Board of Equalization
Job Description
The State of California is looking for citizens to serve on the only publicly elected tax commission in the United States!
…or, on what’s left of it, anyway.
New applicants are encouraged to review recent changes to state policy. While previous Board of Equalization members oversaw the collection of over $60 billion in taxes and managed a staff that numbered in the thousands, those responsibilities have since been pared down. Some might characterize these changes as a wholesale gutting of the board, an organization that many saw as redundant and chronically mismanaged. But applicants are encouraged to think of this as a “pivot to the board’s core strengths.” Yes, let’s go with that.
We will be filling four positions, one from each of the state’s Board of Equalization districts.
Job duties include:
- Ensuring that local property taxes are levied and collected in a legal and consistent way across the state (not all that complicated after voters passed Prop 13 in 1978)
- Setting rates for gasoline taxes and pipeline fees in accordance with state law
- Helping constituents navigate the tax bureaucracy
- Managing a staff of roughly 400
Perks include a competitive salary and benefits. Perks do not include the commandeering of nonpartisan technical staff for “parking lot duty” at sponsored political events.
Hiring Update
The Board of Equalization used to be the agency tasked with administering taxes on dozens of everyday items, setting rules to clarify tax law, and representing the voting public—divided into four equally-sized parts of the state—as arbiters in major tax disputes. Maybe you haven’t heard of the agency, but you couldn’t argue that this decision on the ballot wasn’t important.

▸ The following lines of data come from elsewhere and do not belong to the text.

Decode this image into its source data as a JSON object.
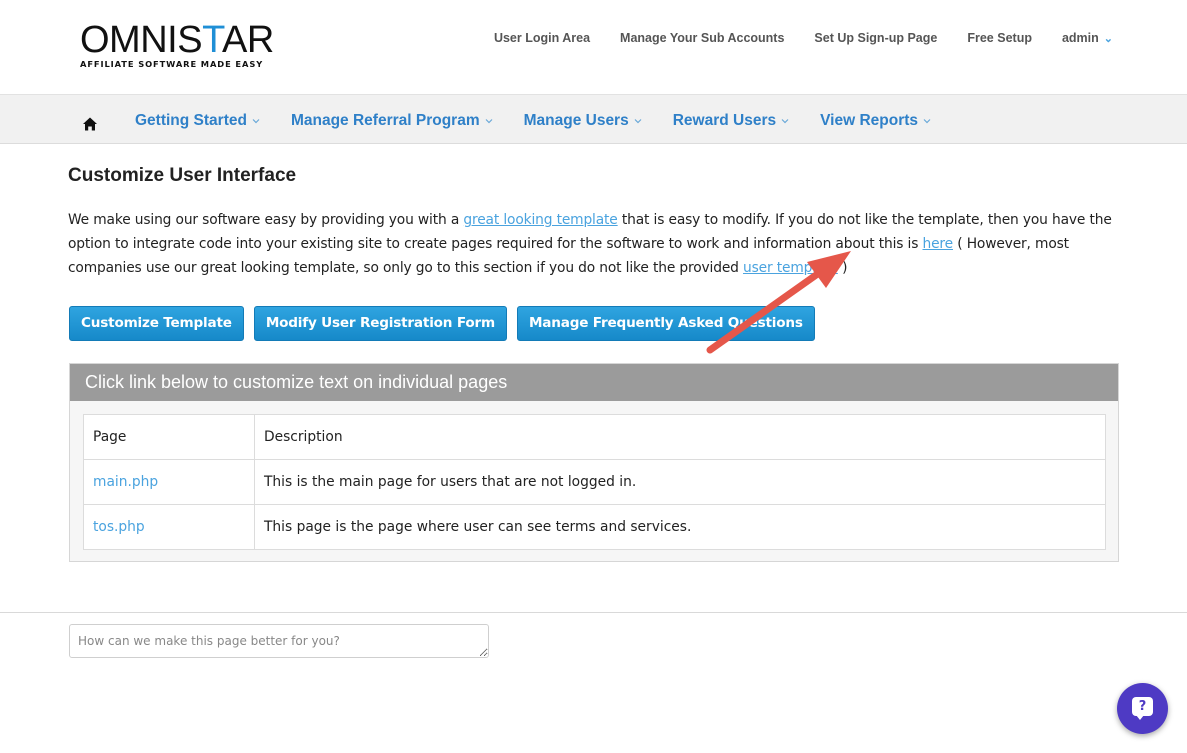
{
  "header": {
    "logo_main_prefix": "OMNIS",
    "logo_main_star": "T",
    "logo_main_suffix": "AR",
    "logo_tagline": "AFFILIATE SOFTWARE MADE EASY",
    "links": [
      {
        "label": "User Login Area"
      },
      {
        "label": "Manage Your Sub Accounts"
      },
      {
        "label": "Set Up Sign-up Page"
      },
      {
        "label": "Free Setup"
      },
      {
        "label": "admin"
      }
    ]
  },
  "nav": {
    "home_icon": "home-icon",
    "items": [
      {
        "label": "Getting Started"
      },
      {
        "label": "Manage Referral Program"
      },
      {
        "label": "Manage Users"
      },
      {
        "label": "Reward Users"
      },
      {
        "label": "View Reports"
      }
    ]
  },
  "main": {
    "title": "Customize User Interface",
    "intro": {
      "t1": "We make using our software easy by providing you with a ",
      "link1": "great looking template",
      "t2": " that is easy to modify. If you do not like the template, then you have the option to integrate code into your existing site to create pages required for the software to work and information about this is ",
      "link2": "here",
      "t3": " ( However, most companies use our great looking template, so only go to this section if you do not like the provided ",
      "link3": "user template",
      "t4": " )"
    },
    "buttons": [
      {
        "label": "Customize Template"
      },
      {
        "label": "Modify User Registration Form"
      },
      {
        "label": "Manage Frequently Asked Questions"
      }
    ],
    "panel": {
      "heading": "Click link below to customize text on individual pages",
      "columns": [
        "Page",
        "Description"
      ],
      "rows": [
        {
          "page": "main.php",
          "description": "This is the main page for users that are not logged in."
        },
        {
          "page": "tos.php",
          "description": "This page is the page where user can see terms and services."
        }
      ]
    }
  },
  "feedback": {
    "placeholder": "How can we make this page better for you?"
  },
  "help_widget": {
    "glyph": "?",
    "color": "#4e3ac4"
  },
  "annotation": {
    "arrow_color": "#e5574a"
  },
  "colors": {
    "link": "#4aa3df",
    "nav": "#2f80c8",
    "button": "#1f97d6",
    "panel_header": "#9b9b9b"
  }
}
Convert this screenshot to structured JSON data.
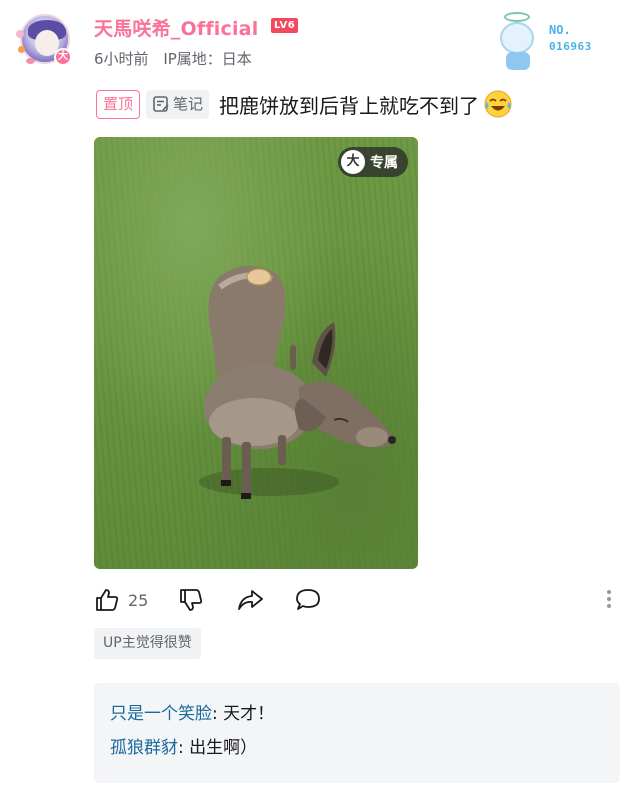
{
  "user": {
    "name": "天馬咲希_Official",
    "level": "LV6",
    "time": "6小时前",
    "ip_location": "IP属地：日本",
    "vip_badge": "大"
  },
  "fan_badge": {
    "no_label": "NO.",
    "number": "016963"
  },
  "post": {
    "pin_label": "置顶",
    "note_label": "笔记",
    "title": "把鹿饼放到后背上就吃不到了",
    "image_tag": "专属",
    "image_tag_icon": "大"
  },
  "actions": {
    "like_count": "25",
    "icons": [
      "thumbs-up-icon",
      "thumbs-down-icon",
      "share-icon",
      "comment-icon",
      "more-icon"
    ]
  },
  "up_liked": "UP主觉得很赞",
  "comments": [
    {
      "user": "只是一个笑脸",
      "text": ": 天才！"
    },
    {
      "user": "孤狼群豺",
      "text": ": 出生啊）"
    }
  ],
  "colors": {
    "brand_pink": "#fb7299",
    "level_red": "#f2495c",
    "comment_user_blue": "#1b6a9d",
    "text_gray": "#61666d"
  }
}
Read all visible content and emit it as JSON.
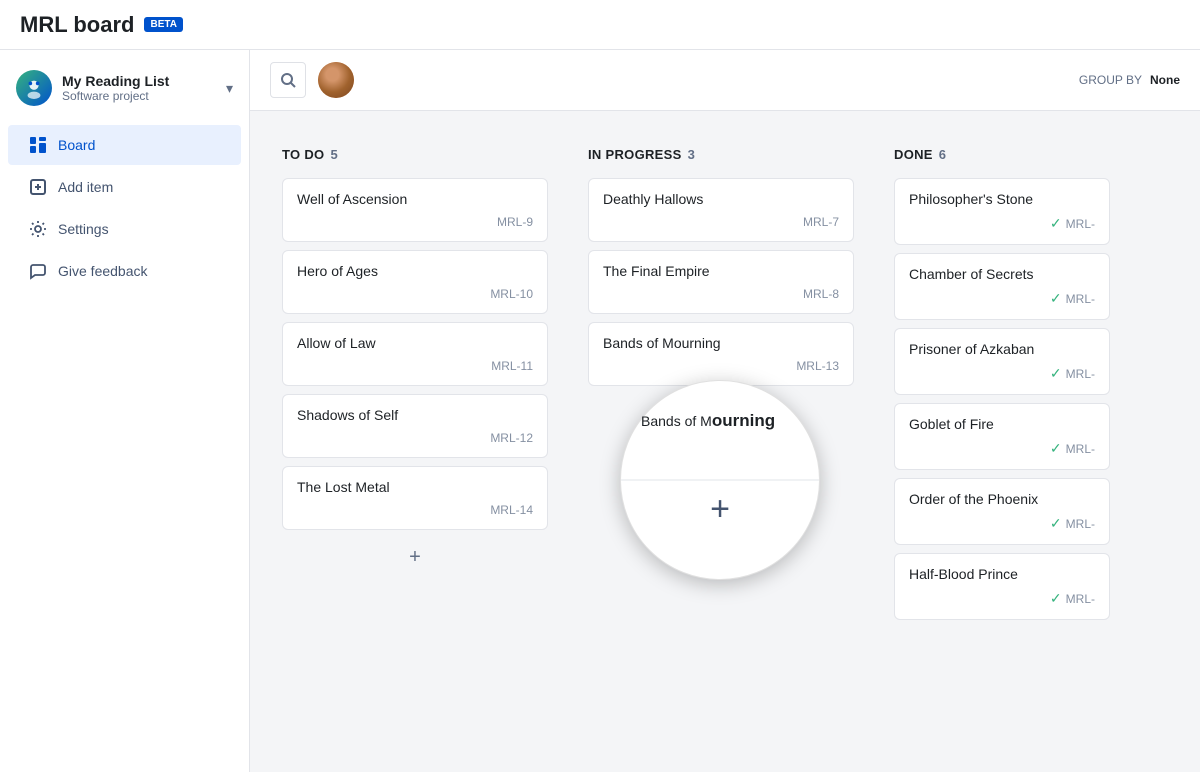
{
  "header": {
    "title": "MRL board",
    "beta_label": "BETA"
  },
  "sidebar": {
    "project_name": "My Reading List",
    "project_sub": "Software project",
    "items": [
      {
        "id": "board",
        "label": "Board",
        "active": true
      },
      {
        "id": "add-item",
        "label": "Add item",
        "active": false
      },
      {
        "id": "settings",
        "label": "Settings",
        "active": false
      },
      {
        "id": "give-feedback",
        "label": "Give feedback",
        "active": false
      }
    ]
  },
  "toolbar": {
    "search_placeholder": "Search",
    "group_by_label": "GROUP BY",
    "group_by_value": "None"
  },
  "board": {
    "columns": [
      {
        "id": "todo",
        "title": "TO DO",
        "count": 5,
        "cards": [
          {
            "title": "Well of Ascension",
            "id": "MRL-9",
            "done": false
          },
          {
            "title": "Hero of Ages",
            "id": "MRL-10",
            "done": false
          },
          {
            "title": "Allow of Law",
            "id": "MRL-11",
            "done": false
          },
          {
            "title": "Shadows of Self",
            "id": "MRL-12",
            "done": false
          },
          {
            "title": "The Lost Metal",
            "id": "MRL-14",
            "done": false
          }
        ]
      },
      {
        "id": "inprogress",
        "title": "IN PROGRESS",
        "count": 3,
        "cards": [
          {
            "title": "Deathly Hallows",
            "id": "MRL-7",
            "done": false
          },
          {
            "title": "The Final Empire",
            "id": "MRL-8",
            "done": false
          },
          {
            "title": "Bands of Mourning",
            "id": "MRL-13",
            "done": false
          }
        ]
      },
      {
        "id": "done",
        "title": "DONE",
        "count": 6,
        "cards": [
          {
            "title": "Philosopher's Stone",
            "id": "MRL-",
            "done": true
          },
          {
            "title": "Chamber of Secrets",
            "id": "MRL-",
            "done": true
          },
          {
            "title": "Prisoner of Azkaban",
            "id": "MRL-",
            "done": true
          },
          {
            "title": "Goblet of Fire",
            "id": "MRL-",
            "done": true
          },
          {
            "title": "Order of the Phoenix",
            "id": "MRL-",
            "done": true
          },
          {
            "title": "Half-Blood Prince",
            "id": "MRL-",
            "done": true
          }
        ]
      }
    ]
  },
  "icons": {
    "board": "⊞",
    "add": "⊕",
    "settings": "⚙",
    "feedback": "📢",
    "search": "🔍",
    "chevron": "▾",
    "plus": "+",
    "check": "✓"
  }
}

But things have changed. Last year, lawmakers voted to strip the Board of most of its authority. The task of administering various special taxes was shifted to the newly-created Department of Tax and Fee Administration, while judging tax disputes fell to a new panel of judges. The move came in response to a state audit, which found that the agency had misallocated millions of dollars of tax revenue and that its elected members had misappropriated money for their own political projects.